To attend our webinar please register at: https://attendee.gotowebinar.com/register/8025694189710243076
About Park Systems:
Park Systems is a world-leading manufacturer of atomic force microscopy (AFM) systems with a complete range of products for researchers and industry engineers in chemistry, materials, physics, and life sciences, semiconductor, and data storage industries. Park's products are used by over a thousand organizations worldwide and provide the highest data accuracy at nanoscale resolution, superior productivity, and lowest operating cost thanks to its unique technology and innovative engineering. For its efforts to advance imaging methodologies and enhance the user experiences, Park has been awarded the Frost & Sullivan 2016 Global Enabling Technology Leadership Award. Park Systems, Inc. is headquartered in Santa Clara, California with its global manufacturing and R&D headquarters in Korea. Park’s products are sold and supported worldwide with regional headquarters in the US, Korea, Japan, and Singapore, and distribution partners throughout Europe, Asia, and the Americas. Please visit http://www.parkafm.com or email inquiry(at)parkafm(dot)com.

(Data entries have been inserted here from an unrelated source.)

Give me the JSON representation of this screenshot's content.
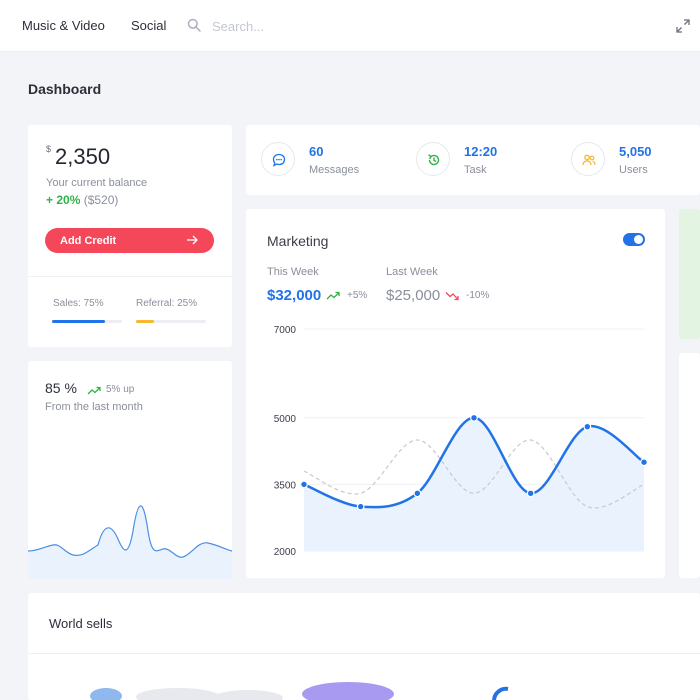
{
  "topbar": {
    "nav": [
      {
        "label": "Music & Video"
      },
      {
        "label": "Social"
      }
    ],
    "search": {
      "placeholder": "Search..."
    },
    "icons": {
      "search": "search-icon",
      "expand": "expand-icon"
    }
  },
  "page": {
    "title": "Dashboard"
  },
  "balance": {
    "currency": "$",
    "amount": "2,350",
    "label": "Your current balance",
    "change": "+ 20%",
    "change_amount": "($520)",
    "button_label": "Add Credit",
    "sales_label": "Sales: 75%",
    "sales_progress": 0.75,
    "referral_label": "Referral: 25%",
    "referral_progress": 0.25
  },
  "stats": [
    {
      "value": "60",
      "label": "Messages",
      "icon": "chat-icon"
    },
    {
      "value": "12:20",
      "label": "Task",
      "icon": "history-icon"
    },
    {
      "value": "5,050",
      "label": "Users",
      "icon": "users-icon"
    }
  ],
  "marketing": {
    "title": "Marketing",
    "toggle_on": true,
    "this_week": {
      "label": "This Week",
      "value": "$32,000",
      "change": "+5%"
    },
    "last_week": {
      "label": "Last Week",
      "value": "$25,000",
      "change": "-10%"
    }
  },
  "growth": {
    "value": "85 %",
    "change": "5% up",
    "label": "From the last month"
  },
  "world": {
    "title": "World sells"
  },
  "colors": {
    "accent": "#2173e8",
    "danger": "#f4475a",
    "success": "#2fb344",
    "warning": "#f5b82e",
    "page_bg": "#f3f4f8",
    "card_bg": "#ffffff"
  },
  "chart_data": {
    "type": "line",
    "title": "Marketing",
    "yticks": [
      2000,
      3500,
      5000,
      7000
    ],
    "ylim": [
      2000,
      7000
    ],
    "grid": true,
    "series": [
      {
        "name": "This Week",
        "style": "solid",
        "values": [
          3500,
          3000,
          3300,
          5000,
          3300,
          4800,
          4000
        ]
      },
      {
        "name": "Last Week",
        "style": "dashed",
        "values": [
          3800,
          3300,
          4500,
          3300,
          4500,
          3000,
          3500
        ]
      }
    ]
  }
}
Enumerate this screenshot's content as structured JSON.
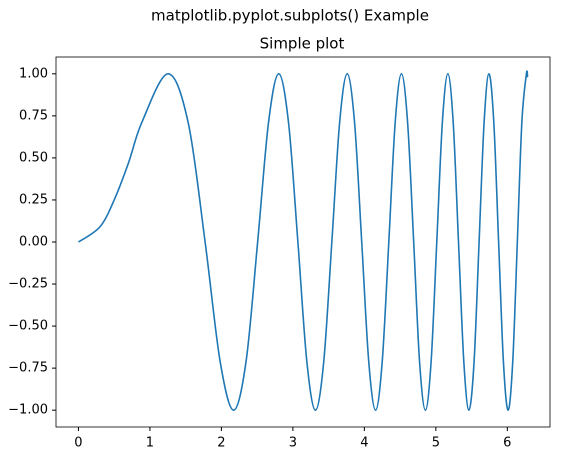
{
  "chart_data": {
    "type": "line",
    "suptitle": "matplotlib.pyplot.subplots() Example",
    "title": "Simple plot",
    "x": [
      0,
      0.3,
      0.5,
      0.7,
      0.886,
      1.253,
      1.535,
      1.772,
      1.982,
      2.171,
      2.345,
      2.507,
      2.659,
      2.802,
      2.939,
      3.07,
      3.195,
      3.316,
      3.432,
      3.545,
      3.654,
      3.76,
      3.863,
      3.963,
      4.061,
      4.157,
      4.25,
      4.342,
      4.431,
      4.519,
      4.605,
      4.69,
      4.772,
      4.854,
      4.934,
      5.013,
      5.091,
      5.168,
      5.243,
      5.317,
      5.391,
      5.463,
      5.535,
      5.605,
      5.675,
      5.743,
      5.811,
      5.878,
      5.945,
      6.011,
      6.076,
      6.14,
      6.203,
      6.267,
      6.283
    ],
    "series": [
      {
        "color": "#1f77b4",
        "values": [
          0,
          0.09,
          0.25,
          0.47,
          0.71,
          1,
          0.71,
          0,
          -0.71,
          -1,
          -0.71,
          0,
          0.71,
          1,
          0.71,
          0,
          -0.71,
          -1,
          -0.71,
          0,
          0.71,
          1,
          0.71,
          0,
          -0.71,
          -1,
          -0.71,
          0,
          0.71,
          1,
          0.71,
          0,
          -0.71,
          -1,
          -0.71,
          0,
          0.71,
          1,
          0.71,
          0,
          -0.71,
          -1,
          -0.71,
          0,
          0.71,
          1,
          0.71,
          0,
          -0.71,
          -1,
          -0.71,
          0,
          0.71,
          1,
          0.98
        ]
      }
    ],
    "xlim": [
      -0.314,
      6.597
    ],
    "ylim": [
      -1.1,
      1.1
    ],
    "xticks": [
      0,
      1,
      2,
      3,
      4,
      5,
      6
    ],
    "yticks": [
      {
        "value": -1,
        "label": "−1.00"
      },
      {
        "value": -0.75,
        "label": "−0.75"
      },
      {
        "value": -0.5,
        "label": "−0.50"
      },
      {
        "value": -0.25,
        "label": "−0.25"
      },
      {
        "value": 0,
        "label": "0.00"
      },
      {
        "value": 0.25,
        "label": "0.25"
      },
      {
        "value": 0.5,
        "label": "0.50"
      },
      {
        "value": 0.75,
        "label": "0.75"
      },
      {
        "value": 1,
        "label": "1.00"
      }
    ]
  }
}
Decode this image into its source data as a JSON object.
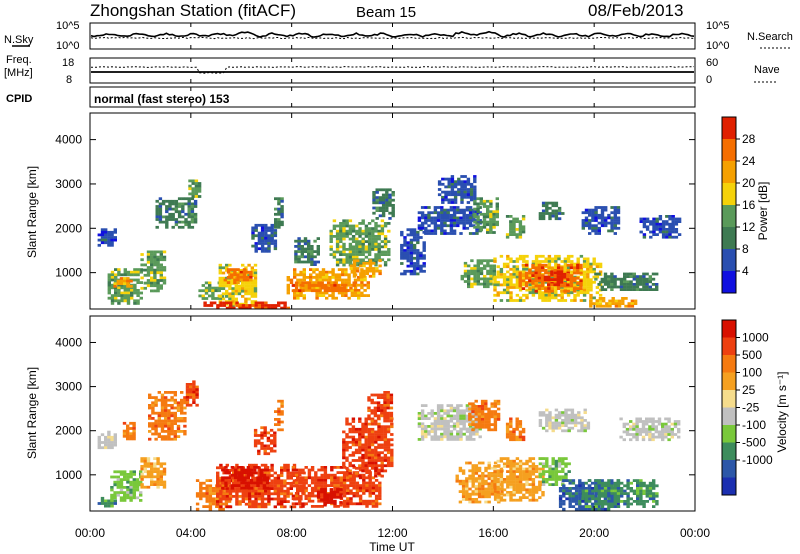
{
  "header": {
    "station": "Zhongshan Station (fitACF)",
    "beam": "Beam 15",
    "date": "08/Feb/2013"
  },
  "strip": {
    "nsky_label": "N.Sky",
    "nsky_ticks": [
      "10^5",
      "10^0"
    ],
    "nsearch_label": "N.Search",
    "nsearch_ticks": [
      "10^5",
      "10^0"
    ],
    "freq_label": "Freq.",
    "freq_unit": "[MHz]",
    "freq_ticks": [
      "18",
      "8"
    ],
    "nave_label": "Nave",
    "nave_ticks": [
      "60",
      "0"
    ],
    "cpid_label": "CPID",
    "cpid_text": "normal (fast stereo) 153"
  },
  "colors": {
    "power": [
      "#1010e0",
      "#2a4fb0",
      "#3e7a52",
      "#5a9a5a",
      "#f5d20a",
      "#f5a000",
      "#f56e00",
      "#e02000"
    ],
    "velocity": [
      "#1b2fb0",
      "#2c57a8",
      "#3d8c5c",
      "#79c83a",
      "#c0c0c0",
      "#f5dc8c",
      "#f5a020",
      "#f57a10",
      "#ee4010",
      "#d81000"
    ]
  },
  "chart_data": [
    {
      "type": "heatmap",
      "title": "Power",
      "xlabel": "Time UT",
      "ylabel": "Slant Range [km]",
      "colorbar_label": "Power [dB]",
      "x_ticks": [
        "00:00",
        "04:00",
        "08:00",
        "12:00",
        "16:00",
        "20:00",
        "00:00"
      ],
      "y_ticks": [
        1000,
        2000,
        3000,
        4000
      ],
      "ylim": [
        180,
        4600
      ],
      "xlim_hours": [
        0,
        24
      ],
      "colorbar_ticks": [
        4,
        8,
        12,
        16,
        20,
        24,
        28
      ],
      "colorbar_range": [
        0,
        32
      ],
      "regions": [
        {
          "t": [
            0.7,
            2.0
          ],
          "r": [
            300,
            1100
          ],
          "v": 14
        },
        {
          "t": [
            0.8,
            1.6
          ],
          "r": [
            700,
            900
          ],
          "v": 22
        },
        {
          "t": [
            0.3,
            1.0
          ],
          "r": [
            1600,
            2000
          ],
          "v": 6
        },
        {
          "t": [
            2.0,
            3.0
          ],
          "r": [
            600,
            1500
          ],
          "v": 12
        },
        {
          "t": [
            2.6,
            4.2
          ],
          "r": [
            2000,
            2700
          ],
          "v": 9
        },
        {
          "t": [
            3.9,
            4.3
          ],
          "r": [
            2700,
            3100
          ],
          "v": 14
        },
        {
          "t": [
            4.3,
            5.2
          ],
          "r": [
            400,
            800
          ],
          "v": 12
        },
        {
          "t": [
            5.1,
            6.6
          ],
          "r": [
            250,
            1200
          ],
          "v": 18
        },
        {
          "t": [
            5.3,
            6.4
          ],
          "r": [
            800,
            1100
          ],
          "v": 25
        },
        {
          "t": [
            4.5,
            8.0
          ],
          "r": [
            200,
            350
          ],
          "v": 28
        },
        {
          "t": [
            6.4,
            7.4
          ],
          "r": [
            1500,
            2100
          ],
          "v": 6
        },
        {
          "t": [
            7.3,
            7.6
          ],
          "r": [
            2000,
            2700
          ],
          "v": 11
        },
        {
          "t": [
            7.8,
            11.0
          ],
          "r": [
            450,
            1100
          ],
          "v": 20
        },
        {
          "t": [
            8.0,
            10.5
          ],
          "r": [
            600,
            800
          ],
          "v": 26
        },
        {
          "t": [
            8.1,
            9.0
          ],
          "r": [
            1200,
            1800
          ],
          "v": 9
        },
        {
          "t": [
            9.5,
            11.8
          ],
          "r": [
            1200,
            2200
          ],
          "v": 12
        },
        {
          "t": [
            10.3,
            11.5
          ],
          "r": [
            900,
            1300
          ],
          "v": 20
        },
        {
          "t": [
            11.2,
            12.0
          ],
          "r": [
            2200,
            2900
          ],
          "v": 10
        },
        {
          "t": [
            12.3,
            13.2
          ],
          "r": [
            1000,
            2000
          ],
          "v": 6
        },
        {
          "t": [
            13.0,
            15.5
          ],
          "r": [
            1900,
            2500
          ],
          "v": 7
        },
        {
          "t": [
            13.8,
            15.3
          ],
          "r": [
            2600,
            3200
          ],
          "v": 6
        },
        {
          "t": [
            15.2,
            16.2
          ],
          "r": [
            1900,
            2700
          ],
          "v": 14
        },
        {
          "t": [
            14.7,
            16.0
          ],
          "r": [
            700,
            1300
          ],
          "v": 12
        },
        {
          "t": [
            16.0,
            20.2
          ],
          "r": [
            350,
            1400
          ],
          "v": 16
        },
        {
          "t": [
            17.0,
            19.5
          ],
          "r": [
            600,
            1200
          ],
          "v": 25
        },
        {
          "t": [
            18.0,
            18.9
          ],
          "r": [
            750,
            1050
          ],
          "v": 29
        },
        {
          "t": [
            16.5,
            17.2
          ],
          "r": [
            1800,
            2300
          ],
          "v": 14
        },
        {
          "t": [
            17.8,
            18.7
          ],
          "r": [
            2200,
            2600
          ],
          "v": 8
        },
        {
          "t": [
            19.5,
            21.0
          ],
          "r": [
            1900,
            2500
          ],
          "v": 7
        },
        {
          "t": [
            19.8,
            21.6
          ],
          "r": [
            250,
            450
          ],
          "v": 22
        },
        {
          "t": [
            20.0,
            22.5
          ],
          "r": [
            600,
            1000
          ],
          "v": 8
        },
        {
          "t": [
            21.8,
            23.4
          ],
          "r": [
            1800,
            2300
          ],
          "v": 6
        }
      ]
    },
    {
      "type": "heatmap",
      "title": "Velocity",
      "xlabel": "Time UT",
      "ylabel": "Slant Range [km]",
      "colorbar_label": "Velocity [m s⁻¹]",
      "x_ticks": [
        "00:00",
        "04:00",
        "08:00",
        "12:00",
        "16:00",
        "20:00",
        "00:00"
      ],
      "y_ticks": [
        1000,
        2000,
        3000,
        4000
      ],
      "ylim": [
        180,
        4600
      ],
      "xlim_hours": [
        0,
        24
      ],
      "colorbar_ticks": [
        "1000",
        "500",
        "100",
        "25",
        "-25",
        "-100",
        "-500",
        "-1000"
      ],
      "regions": [
        {
          "t": [
            0.3,
            1.0
          ],
          "r": [
            300,
            500
          ],
          "v": 2
        },
        {
          "t": [
            0.8,
            2.0
          ],
          "r": [
            400,
            1100
          ],
          "v": 3
        },
        {
          "t": [
            0.3,
            1.0
          ],
          "r": [
            1600,
            2000
          ],
          "v": 4
        },
        {
          "t": [
            1.3,
            1.8
          ],
          "r": [
            1800,
            2200
          ],
          "v": 7
        },
        {
          "t": [
            2.3,
            3.8
          ],
          "r": [
            1800,
            2900
          ],
          "v": 7
        },
        {
          "t": [
            3.8,
            4.3
          ],
          "r": [
            2600,
            3200
          ],
          "v": 8
        },
        {
          "t": [
            2.0,
            3.0
          ],
          "r": [
            700,
            1400
          ],
          "v": 6
        },
        {
          "t": [
            4.2,
            5.5
          ],
          "r": [
            200,
            900
          ],
          "v": 7
        },
        {
          "t": [
            5.0,
            8.5
          ],
          "r": [
            250,
            1250
          ],
          "v": 8
        },
        {
          "t": [
            5.2,
            7.0
          ],
          "r": [
            700,
            1200
          ],
          "v": 9
        },
        {
          "t": [
            6.5,
            7.3
          ],
          "r": [
            1500,
            2100
          ],
          "v": 8
        },
        {
          "t": [
            7.3,
            7.6
          ],
          "r": [
            2000,
            2700
          ],
          "v": 7
        },
        {
          "t": [
            8.0,
            11.5
          ],
          "r": [
            300,
            1200
          ],
          "v": 8
        },
        {
          "t": [
            9.0,
            10.0
          ],
          "r": [
            300,
            700
          ],
          "v": 9
        },
        {
          "t": [
            10.0,
            12.0
          ],
          "r": [
            1000,
            2300
          ],
          "v": 8
        },
        {
          "t": [
            11.0,
            12.0
          ],
          "r": [
            2200,
            2900
          ],
          "v": 8
        },
        {
          "t": [
            13.0,
            15.5
          ],
          "r": [
            1800,
            2600
          ],
          "v": 4
        },
        {
          "t": [
            15.0,
            16.2
          ],
          "r": [
            2000,
            2700
          ],
          "v": 7
        },
        {
          "t": [
            14.5,
            16.3
          ],
          "r": [
            400,
            1300
          ],
          "v": 6
        },
        {
          "t": [
            16.0,
            18.0
          ],
          "r": [
            400,
            1400
          ],
          "v": 6
        },
        {
          "t": [
            17.8,
            19.0
          ],
          "r": [
            800,
            1400
          ],
          "v": 3
        },
        {
          "t": [
            18.6,
            21.0
          ],
          "r": [
            200,
            900
          ],
          "v": 1
        },
        {
          "t": [
            19.5,
            22.5
          ],
          "r": [
            300,
            900
          ],
          "v": 2
        },
        {
          "t": [
            16.5,
            17.2
          ],
          "r": [
            1800,
            2300
          ],
          "v": 7
        },
        {
          "t": [
            17.8,
            19.8
          ],
          "r": [
            2000,
            2500
          ],
          "v": 4
        },
        {
          "t": [
            21.0,
            23.3
          ],
          "r": [
            1800,
            2300
          ],
          "v": 4
        }
      ]
    }
  ]
}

About Rigoberto Advincula:
Rigoberto Advincula is Professor at the Department of Macromolecular Science and Engineering, Case Western Reserve University in Cleveland, Ohio, USA. He is a Fellow of the American Chemical Society (ACS), Fellow of the Polymer Science and Engineering Division (ACS), Fellow of the Polymer Chemistry Division (ACS). He recently received the distinguished Herman Mark Scholar Award in 2013. He is Editor of Reactive and Functional Polymers and Associate Editor of Polymer Reviews. His group does research in polymer materials, nanocomposites, colloidal science, hybrid materials, and ultrathin films towards applications from smart coatings to biomedical devices.